Quin mengangguk tidak mempersalahkannya meski dia sungguh sangat kaget.

"Kenapa kamu yang cuci, hm? Kamu tidak seharusnya menyuci semua peralatan ini. Ada banyak orang yang akan mengerjakannya."

Quin tersenyum lanjut membilas peralatannya. "Quin bisa, Dad. Kenapa harus tunggu mereka yang kerjakan. Mereka punya banyak kerjaan. Quin sekalian tunggu macaronnya matang."

Quin tersentak kecil dan membalik melihat keponakannya yang tadi Ia temani. "Karen-ku sudah tidur ternyata."

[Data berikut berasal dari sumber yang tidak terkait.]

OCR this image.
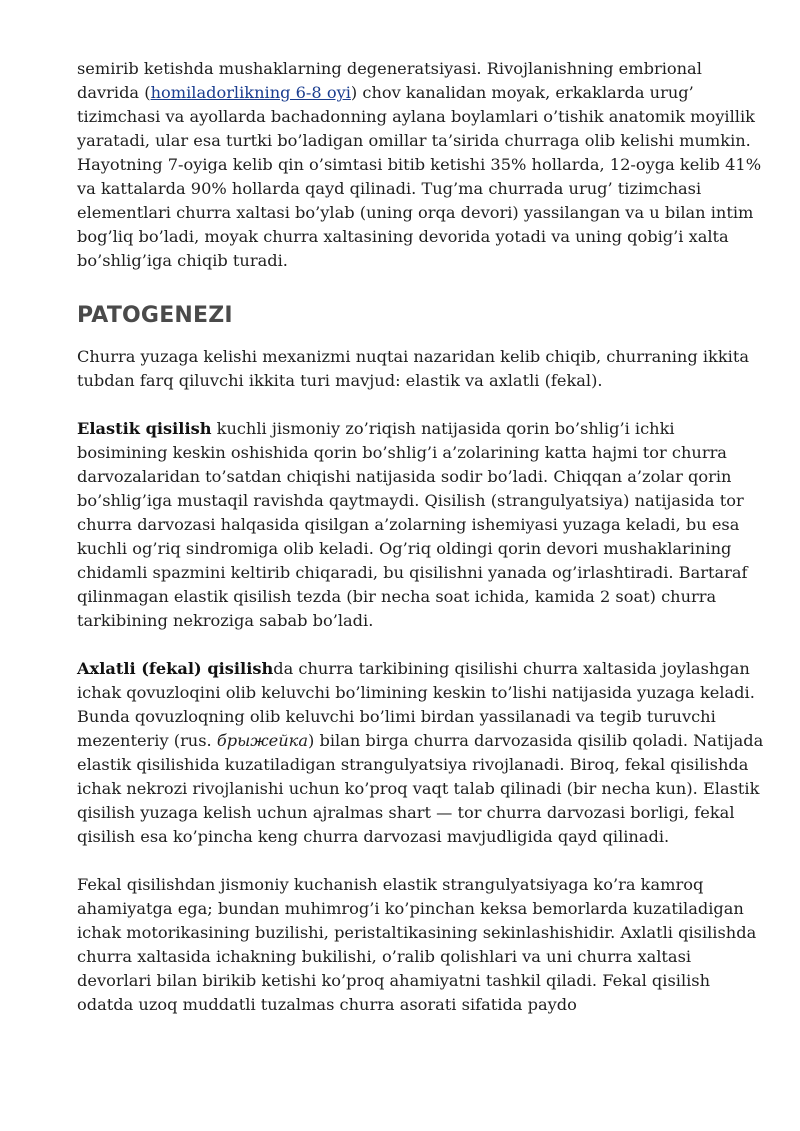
semirib ketishda mushaklarning degeneratsiyasi. Rivojlanishning embrional davrida (homiladorlikning 6-8 oyi) chov kanalidan moyak, erkaklarda urug’ tizimchasi va ayollarda bachadonning aylana boylamlari o’tishik anatomik moyillik yaratadi, ular esa turtki bo’ladigan omillar ta’sirida churraga olib kelishi mumkin. Hayotning 7-oyiga kelib qin o’simtasi bitib ketishi 35% hollarda, 12-oyga kelib 41% va kattalarda 90% hollarda qayd qilinadi. Tug’ma churrada urug’ tizimchasi elementlari churra xaltasi bo’ylab (uning orqa devori) yassilangan va u bilan intim bog’liq bo’ladi, moyak churra xaltasining devorida yotadi va uning qobig’i xalta bo’shlig’iga chiqib turadi.

PATOGENEZI

Churra yuzaga kelishi mexanizmi nuqtai nazaridan kelib chiqib, churraning ikkita tubdan farq qiluvchi ikkita turi mavjud: elastik va axlatli (fekal).

Elastik qisilish kuchli jismoniy zo’riqish natijasida qorin bo’shlig’i ichki bosimining keskin oshishida qorin bo’shlig’i a’zolarining katta hajmi tor churra darvozalaridan to’satdan chiqishi natijasida sodir bo’ladi. Chiqqan a’zolar qorin bo’shlig’iga mustaqil ravishda qaytmaydi. Qisilish (strangulyatsiya) natijasida tor churra darvozasi halqasida qisilgan a’zolarning ishemiyasi yuzaga keladi, bu esa kuchli og’riq sindromiga olib keladi. Og’riq oldingi qorin devori mushaklarining chidamli spazmini keltirib chiqaradi, bu qisilishni yanada og’irlashtiradi. Bartaraf qilinmagan elastik qisilish tezda (bir necha soat ichida, kamida 2 soat) churra tarkibining nekroziga sabab bo’ladi.

Axlatli (fekal) qisilishda churra tarkibining qisilishi churra xaltasida joylashgan ichak qovuzloqini olib keluvchi bo’limining keskin to’lishi natijasida yuzaga keladi. Bunda qovuzloqning olib keluvchi bo’limi birdan yassilanadi va tegib turuvchi mezenteriy (rus. брыжейка) bilan birga churra darvozasida qisilib qoladi. Natijada elastik qisilishida kuzatiladigan strangulyatsiya rivojlanadi. Biroq, fekal qisilishda ichak nekrozi rivojlanishi uchun ko’proq vaqt talab qilinadi (bir necha kun). Elastik qisilish yuzaga kelish uchun ajralmas shart — tor churra darvozasi borligi, fekal qisilish esa ko’pincha keng churra darvozasi mavjudligida qayd qilinadi.

Fekal qisilishdan jismoniy kuchanish elastik strangulyatsiyaga ko’ra kamroq ahamiyatga ega; bundan muhimrog’i ko’pinchan keksa bemorlarda kuzatiladigan ichak motorikasining buzilishi, peristaltikasining sekinlashishidir. Axlatli qisilishda churra xaltasida ichakning bukilishi, o’ralib qolishlari va uni churra xaltasi devorlari bilan birikib ketishi ko’proq ahamiyatni tashkil qiladi. Fekal qisilish odatda uzoq muddatli tuzalmas churra asorati sifatida paydo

Al tersenyum mendengarnya. "Kalau nanti kita punya anak, sudah besar seperti Karen, kamu akan seperti ini juga dengan putri kita nanti?"

Quin tak bisa untuk tidak senyum. "Tentu saja, Dad. Nanti putri kita pun seperti saat ini Quin dengan Karen. Sama saja. Baik Karen maupun anak kita nanti, dua-duanya anak Quin. Nanti Quin ajak putri kita masak seperti ini juga, kalau Karen mengajak akan dengan senang hati Quin temani."

"Aku tidak sabar menantikan saat itu, sayang. Saat bersamamu dan anak-anak kita," bisik Al penuh harap.

"Yang sabar ya, Daddy. Pelan-pelan. Quin juga tidak sabar menantinya. Yang penting Daddy tetap dengan Quin, hubungan kita baik dan dijalani dengan hati yang tulus dan penuh cinta, pasti nanti Tuhan cepat kasih kita baby," kata Quin lembut mengusap kepala Al yang bersandar padanya dari tadi.

Al mengangguk paham. "I love you, sayang."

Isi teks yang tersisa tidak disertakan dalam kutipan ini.